Le troisième, il s'est battu en bref avec puissance, esthétique et a atteint la profondeur ; sur la longue distance, il y a encore des « précipitations ». Il est clair que Marco Pérez aime se battre magnifiquement et quand le taureau attaque, même si c'est avec le calme avec lequel Sombrerito l'a fait, il sait l'enrouler autour de sa taille et séduire les fans. Les années lui donneront du sédiment ; Pour l'instant, la jeunesse lui donne du courage et des pieds. Piquer et pousser avec un effet lent. Le taureau a été récompensé par un retour sur le ring qui a sauvé l'après-midi irrégulier de la monnaie.

Sebastián Castella n'a pas eu de chance avec le pire lot de l'après-midi mais son métier lui permet toujours de ne pas passer inaperçu. Le quatrième, qu'il a donné à Ricardo Santana, dans l'un des moments d'émotion de l'après-midi, a dû bénéficier d'un espace en tant que défenseur pour pouvoir poursuivre la béquille et c'est ce que Castella a réalisé. Patience et sagesse allaient de pair dans une tâche qui n'a pas coûté très cher malgré la persévérance du torero. Personnage de Castella, déception de Juan Bernardo Caicedo. L'imprésentable premier ne lui a laissé aucune option, a sifflé dès le début et l'a même entraîné. Il permit à peine le salut convenable du Français.

Juan de Castilla, dans le second, a affiché son classicisme, taurin avec aisance et même confiance en lui un taureau qui manquait de classe. Il a réalisé quelques séries avec puissance et courage. Ce n'était pas vraiment un défi pour Juan, qui vient de lutter contre les corridas les plus difficiles d'Espagne et de France. Il manquait à la tâche ce qui manquait au taureau en termes de transmission et de clarté.

Les mansitos de Juan Bernardo Caicedo sont un régal pour Juan de Castilla et presque tout ce qui a la béquille devant et la silhouette légèrement posée est acclamé à Cañaveralejo. Le cinquième n'était pas un taureau à exhiber, même s'il se laissait corrida. Une oreille aurait pu être coupée s'il n'avait pas commis une telle erreur avec l'épée et ainsi ruiné l'effort fourni.

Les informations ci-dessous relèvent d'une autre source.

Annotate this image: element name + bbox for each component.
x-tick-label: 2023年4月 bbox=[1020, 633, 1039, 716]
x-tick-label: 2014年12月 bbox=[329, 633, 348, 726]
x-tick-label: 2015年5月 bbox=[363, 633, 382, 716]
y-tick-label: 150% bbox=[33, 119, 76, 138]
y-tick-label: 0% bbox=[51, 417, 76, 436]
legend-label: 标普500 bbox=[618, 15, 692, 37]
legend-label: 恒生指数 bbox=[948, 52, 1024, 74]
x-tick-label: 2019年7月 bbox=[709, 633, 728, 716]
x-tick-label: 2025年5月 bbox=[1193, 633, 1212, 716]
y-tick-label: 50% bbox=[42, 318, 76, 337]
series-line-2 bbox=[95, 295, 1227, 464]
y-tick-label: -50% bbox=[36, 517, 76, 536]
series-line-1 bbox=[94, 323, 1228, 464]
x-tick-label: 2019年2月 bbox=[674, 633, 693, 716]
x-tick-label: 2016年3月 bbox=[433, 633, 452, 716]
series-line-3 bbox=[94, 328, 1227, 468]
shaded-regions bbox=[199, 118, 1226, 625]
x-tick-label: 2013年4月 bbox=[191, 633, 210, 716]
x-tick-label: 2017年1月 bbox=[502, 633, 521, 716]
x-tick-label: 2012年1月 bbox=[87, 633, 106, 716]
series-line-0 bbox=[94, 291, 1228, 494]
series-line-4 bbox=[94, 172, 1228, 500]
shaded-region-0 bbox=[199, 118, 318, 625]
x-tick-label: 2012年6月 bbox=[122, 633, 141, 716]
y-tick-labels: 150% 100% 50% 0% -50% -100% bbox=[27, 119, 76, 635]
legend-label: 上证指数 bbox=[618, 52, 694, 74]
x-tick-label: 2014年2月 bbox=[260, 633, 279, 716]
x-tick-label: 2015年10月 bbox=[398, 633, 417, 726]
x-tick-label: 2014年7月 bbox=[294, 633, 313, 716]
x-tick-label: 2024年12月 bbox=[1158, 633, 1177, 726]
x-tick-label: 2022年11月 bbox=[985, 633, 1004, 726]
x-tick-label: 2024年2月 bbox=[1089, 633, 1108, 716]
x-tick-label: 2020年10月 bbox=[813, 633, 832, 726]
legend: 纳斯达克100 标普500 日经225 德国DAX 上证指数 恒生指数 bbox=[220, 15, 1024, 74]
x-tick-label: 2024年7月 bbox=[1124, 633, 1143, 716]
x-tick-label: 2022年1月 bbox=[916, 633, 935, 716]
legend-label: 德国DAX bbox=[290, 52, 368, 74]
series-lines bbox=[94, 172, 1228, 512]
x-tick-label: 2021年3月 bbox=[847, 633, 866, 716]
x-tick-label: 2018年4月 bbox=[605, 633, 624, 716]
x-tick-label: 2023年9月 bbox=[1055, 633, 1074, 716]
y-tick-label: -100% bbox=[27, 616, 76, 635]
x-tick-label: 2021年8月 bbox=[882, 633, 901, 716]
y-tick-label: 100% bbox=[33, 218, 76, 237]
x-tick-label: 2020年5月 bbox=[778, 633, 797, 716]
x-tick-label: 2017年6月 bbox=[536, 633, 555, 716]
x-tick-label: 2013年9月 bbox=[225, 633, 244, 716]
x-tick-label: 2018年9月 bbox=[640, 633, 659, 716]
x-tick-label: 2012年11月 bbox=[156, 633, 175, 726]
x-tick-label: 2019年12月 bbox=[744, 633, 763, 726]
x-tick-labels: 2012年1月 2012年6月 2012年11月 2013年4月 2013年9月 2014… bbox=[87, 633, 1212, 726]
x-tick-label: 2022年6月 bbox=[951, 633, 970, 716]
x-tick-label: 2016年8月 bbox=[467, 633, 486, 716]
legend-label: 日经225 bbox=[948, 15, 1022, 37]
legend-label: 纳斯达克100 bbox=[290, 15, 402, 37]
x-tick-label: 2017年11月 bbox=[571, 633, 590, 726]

Cali (Colombie), vendredi 26 décembre 2025. Taureaux Juan Bernardo Caicedo, foire en présentation, au comportement varié et peu de classe. Le troisième, nommé Sombrerito, pesant 490 kilos, a été récompensé par son retour sur le ring. Sebastián Castella, silence et silence ; Juan de Castilla, silence et silence après avertissement ; Marco Pérez, ovation avec salutations après avertissement et audition. Ils ont salué la troisième place Emerson Pineda et Iván Darío Giraldo « El Pino » après leurs pairs.